On top of the review list will be Ahmedabad-based Zydus Cadila’s emergency use authorisation application for its Covid-19 vaccine, ZYCOV-D.
The company made the application on July 1 for its three-dose DNA technology-based vaccine, and since then the government’s expert panel has been looking at the rolling review of the trials data that the company submitted as part of the approval process. The interim phase 3 data that the company has presented shows primary efficacy of 66.6%.
“The expert panel that is considering the application had sought some more data from the company. It will be difficult to say whether the approval will be granted for sure in the next meeting or not as these are domain experts who follow a thorough process, and need to be convinced about the robustness of the data presented before them. Nothing can influence their decision, so people must rest assured that when approval is given, it is foolproof,” said an official aware of the matter, on condition of anonymity.
If approved, it will be the second complete make-in-india Covid-19 vaccine to receive emergency use authorisation after Bharat Biotech’s Covaxin, and the world’s first plasmid DNA vaccine for human use.
Another emergency use application that might be up for consideration with the expert panel is of Serum Institute of India (SII) that applied earlier this month to the national drugs regulator for approval of the Indian version of the American Novavax vaccine that will be manufactured locally under the brand name Covovax.
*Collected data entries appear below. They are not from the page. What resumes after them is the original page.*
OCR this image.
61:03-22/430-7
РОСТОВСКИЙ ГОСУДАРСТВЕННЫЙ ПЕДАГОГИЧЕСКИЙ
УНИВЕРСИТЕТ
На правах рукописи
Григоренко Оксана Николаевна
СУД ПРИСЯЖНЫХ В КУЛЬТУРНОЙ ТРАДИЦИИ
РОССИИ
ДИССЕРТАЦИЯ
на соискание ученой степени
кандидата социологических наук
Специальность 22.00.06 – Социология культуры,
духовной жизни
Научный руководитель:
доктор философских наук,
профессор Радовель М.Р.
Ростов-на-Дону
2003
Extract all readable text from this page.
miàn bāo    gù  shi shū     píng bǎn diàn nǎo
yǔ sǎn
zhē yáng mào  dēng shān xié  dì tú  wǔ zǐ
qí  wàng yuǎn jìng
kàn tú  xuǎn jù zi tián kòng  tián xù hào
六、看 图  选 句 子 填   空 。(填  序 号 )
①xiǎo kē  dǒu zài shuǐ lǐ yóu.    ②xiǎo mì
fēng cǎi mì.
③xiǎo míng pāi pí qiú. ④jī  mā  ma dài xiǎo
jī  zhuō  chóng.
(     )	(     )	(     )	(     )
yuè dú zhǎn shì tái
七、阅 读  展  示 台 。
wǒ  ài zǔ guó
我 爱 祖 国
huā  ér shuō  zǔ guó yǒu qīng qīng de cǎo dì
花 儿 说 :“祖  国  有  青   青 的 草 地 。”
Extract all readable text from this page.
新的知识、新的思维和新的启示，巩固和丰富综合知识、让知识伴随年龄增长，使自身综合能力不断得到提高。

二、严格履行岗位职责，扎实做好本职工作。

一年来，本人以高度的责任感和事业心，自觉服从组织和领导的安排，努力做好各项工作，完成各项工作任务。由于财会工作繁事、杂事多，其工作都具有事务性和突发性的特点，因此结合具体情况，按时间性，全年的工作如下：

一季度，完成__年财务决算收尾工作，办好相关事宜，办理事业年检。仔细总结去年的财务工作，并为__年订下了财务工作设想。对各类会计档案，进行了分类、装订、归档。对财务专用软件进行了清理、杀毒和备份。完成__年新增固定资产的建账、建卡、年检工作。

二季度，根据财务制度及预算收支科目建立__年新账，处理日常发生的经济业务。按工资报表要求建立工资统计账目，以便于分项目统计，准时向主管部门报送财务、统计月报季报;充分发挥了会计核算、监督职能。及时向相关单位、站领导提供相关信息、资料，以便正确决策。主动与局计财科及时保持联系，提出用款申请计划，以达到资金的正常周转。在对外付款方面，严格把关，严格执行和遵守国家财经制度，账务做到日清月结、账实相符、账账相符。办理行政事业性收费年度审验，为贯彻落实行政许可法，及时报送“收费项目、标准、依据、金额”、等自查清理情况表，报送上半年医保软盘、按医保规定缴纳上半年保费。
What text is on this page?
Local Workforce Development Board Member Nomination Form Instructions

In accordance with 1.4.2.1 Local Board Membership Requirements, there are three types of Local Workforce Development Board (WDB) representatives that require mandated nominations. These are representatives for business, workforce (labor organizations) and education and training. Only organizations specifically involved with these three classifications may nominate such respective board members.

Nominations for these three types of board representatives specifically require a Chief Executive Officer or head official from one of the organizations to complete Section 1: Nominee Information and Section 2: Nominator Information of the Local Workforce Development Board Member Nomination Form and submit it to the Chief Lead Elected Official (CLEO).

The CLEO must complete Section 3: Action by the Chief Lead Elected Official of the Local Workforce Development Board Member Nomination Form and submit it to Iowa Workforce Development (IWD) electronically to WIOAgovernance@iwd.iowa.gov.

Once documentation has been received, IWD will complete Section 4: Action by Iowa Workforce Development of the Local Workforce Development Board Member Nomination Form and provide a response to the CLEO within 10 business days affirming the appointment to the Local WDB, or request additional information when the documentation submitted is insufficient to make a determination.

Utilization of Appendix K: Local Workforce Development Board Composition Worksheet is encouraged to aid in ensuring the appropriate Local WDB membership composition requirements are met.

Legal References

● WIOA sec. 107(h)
The expert panel may look at the data, but the decision to launch could be hampered by the bottleneck that the vaccine’s developers are facing with the US’ Food and Drug Administration, SII’S chairman and managing director Dr. Cyrus Poonawalla had said last Friday.
People familiar with the development said that the trial data could still be reviewed by the regulatory body even if the decision to launch the product is deferred.
According to SII CEO Adar Poonawalla, the company began clinical trials of Covovax in March and the production of the the first batch began in June.
The subject expert committee might also deliberate on the Russian-made single-dose vaccine, Sputnik V, which is being called Sputnik Light. In July, while responding to their application, the CDSCO expert panel had asked the authorised distributors, Dr Reddy’s laboratories, to not go ahead with separate bridging trials for the lighter version and submit the phase 3 data from Russia instead.